Actualmente el desarrollo de la informática ha supuesto un cambio radical en múltiples aspectos, y es uno de los signos que nos indican a los viejos que empieza una nueva etapa, no sé si mejor o peor, pero distinta.

Con nosotros termina un mundo. Hemos pasado a ser historia. Algunos jóvenes se interesan por nosotros. Les encanta que hagamos comentarios banales sobre Gabriel Ferrater, Carlos Barral, Gil de Biedma, pero nos escuchan como si estuviéramos hablando de Lope o de Quevedo.

Yo no pretendo introducirme en el nuevo mundo que comienza, pero me es imprescindible el ordenador. Es una batalla implacable. Tenía casi terminado este artículo -lo que debía haber sido este artículo- cuando de repente desapareció, la pantalla se cubrió de rosas. Mi ordenador no sólo hace lo que le sale de las narices, sino que se burla con total descaro de mí. No me queda más recurso que llamar a mis nietos. Son amorosos, pero llevan siempre una mano ocupada en sostener una pantalla, lo cual les reduce a mancos. Sé de entrada que mi nieto mayor me lanzará una regañina, me tildará de perezosa, de obstinada, de vanidosa, se lamentará de que no le escucho. Pero esta vez interviene también mi nieto pequeño (sin soltar ni por milagro esa maquinita que lleva ya en una mano) y me participa que no somos las mejores abuelitis, porque sale una en la tele que viaja por el espacio en una nave virtual de su invención y que salta de un planeta a otro como una gacela.

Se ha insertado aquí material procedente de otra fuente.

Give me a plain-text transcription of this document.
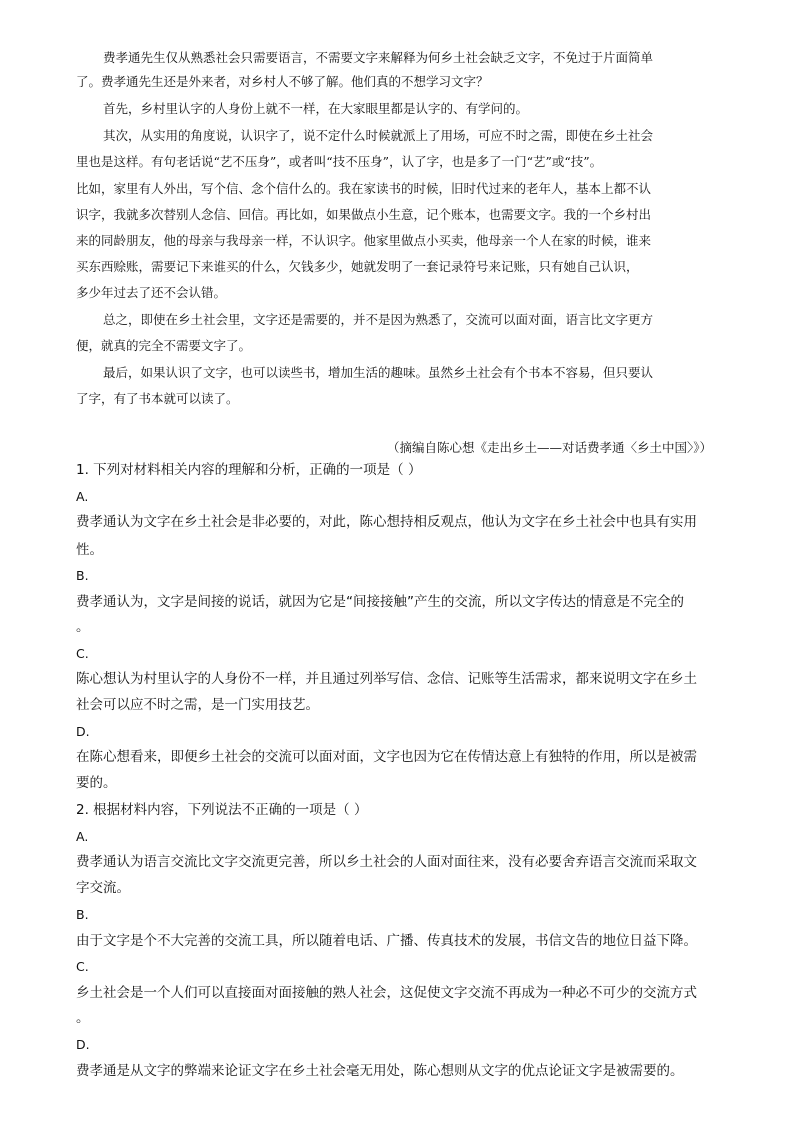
费孝通先生仅从熟悉社会只需要语言，不需要文字来解释为何乡土社会缺乏文字，不免过于片面简单
了。费孝通先生还是外来者，对乡村人不够了解。他们真的不想学习文字？
首先，乡村里认字的人身份上就不一样，在大家眼里都是认字的、有学问的。
其次，从实用的角度说，认识字了，说不定什么时候就派上了用场，可应不时之需，即使在乡土社会
里也是这样。有句老话说“艺不压身”，或者叫“技不压身”，认了字，也是多了一门“艺”或“技”。
比如，家里有人外出，写个信、念个信什么的。我在家读书的时候，旧时代过来的老年人，基本上都不认
识字，我就多次替别人念信、回信。再比如，如果做点小生意，记个账本，也需要文字。我的一个乡村出
来的同龄朋友，他的母亲与我母亲一样，不认识字。他家里做点小买卖，他母亲一个人在家的时候，谁来
买东西赊账，需要记下来谁买的什么，欠钱多少，她就发明了一套记录符号来记账，只有她自己认识，
多少年过去了还不会认错。
总之，即使在乡土社会里，文字还是需要的，并不是因为熟悉了，交流可以面对面，语言比文字更方
便，就真的完全不需要文字了。
最后，如果认识了文字，也可以读些书，增加生活的趣味。虽然乡土社会有个书本不容易，但只要认
了字，有了书本就可以读了。
（摘编自陈心想《走出乡土——对话费孝通〈乡土中国〉》）
1. 下列对材料相关内容的理解和分析，正确的一项是（ ）
A.
费孝通认为文字在乡土社会是非必要的，对此，陈心想持相反观点，他认为文字在乡土社会中也具有实用
性。
B.
费孝通认为，文字是间接的说话，就因为它是“间接接触”产生的交流，所以文字传达的情意是不完全的
。
C.
陈心想认为村里认字的人身份不一样，并且通过列举写信、念信、记账等生活需求，都来说明文字在乡土
社会可以应不时之需，是一门实用技艺。
D.
在陈心想看来，即便乡土社会的交流可以面对面，文字也因为它在传情达意上有独特的作用，所以是被需
要的。
2. 根据材料内容，下列说法不正确的一项是（ ）
A.
费孝通认为语言交流比文字交流更完善，所以乡土社会的人面对面往来，没有必要舍弃语言交流而采取文
字交流。
B.
由于文字是个不大完善的交流工具，所以随着电话、广播、传真技术的发展，书信文告的地位日益下降。
C.
乡土社会是一个人们可以直接面对面接触的熟人社会，这促使文字交流不再成为一种必不可少的交流方式
。
D.
费孝通是从文字的弊端来论证文字在乡土社会毫无用处，陈心想则从文字的优点论证文字是被需要的。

No, no somos nosotras. Al menos no soy yo. Lamentamos defraudar a nuestros nietos, pero no queremos engañarles. Somos gente mayor, que en el mejor de los casos ha vivido mucho y ha aprendido algo. Pero no pertenecemos a vuestro mundo. O los cambios han sido demasiado acelerados, o nosotros, los viejos, hemos vivido demasiado tiempo. Hace unos días oí en la tele que alguien (debía tratarse de un científico) nos prometía triunfal que los cambios iban a ser cada vez más rápidos y que la vida de los humanos se alargaría hasta los 130. Felizmente, tendré la suerte de no verlo, y aun así no pude pegar ojo en toda la noche. Basta sentarse un par de horas en el banco de una plaza y ver transitar a la gente para fantasear sobre lo que puede llegar a ser un mundo atestado de viejos y la vida que van a llevar los propios viejos.

Y sin embargo, estos cambios acelerados no tenían por qué ser forzosamente negativos. Hubo un tiempo, una época, en que muchos ilusos creímos que el mundo podía mejorar, que íbamos a transformarlo y que este cambio no tendría vuelta atrás. Teníamos un montón de lemas absurdos, como El pueblo unido jamás será vencido, nos emocionábamos con los primeros acordes de la Internacional o con No, diguem no, y sobre todo nos emocionaba otro, sin posibilidades de futuro, pero tan hermoso: Pidamos lo imposible.

No defiendo las viejas palabras de un mundo perdido, condenado al fracaso. Pero ¿no es acaso el peor que se haya inventado jamás ese lema insistente de resignarnos, de aceptar lo que hay, descartada todo esperanza?

¿No es peor esa idea terrible que tenemos todo el día en nuestra boca? ¿No es la frase más derrotada del mundo? Queridos míos, me parece que a vosotros os corresponde, y no a nosotros, eliminarla de todos los diccionarios.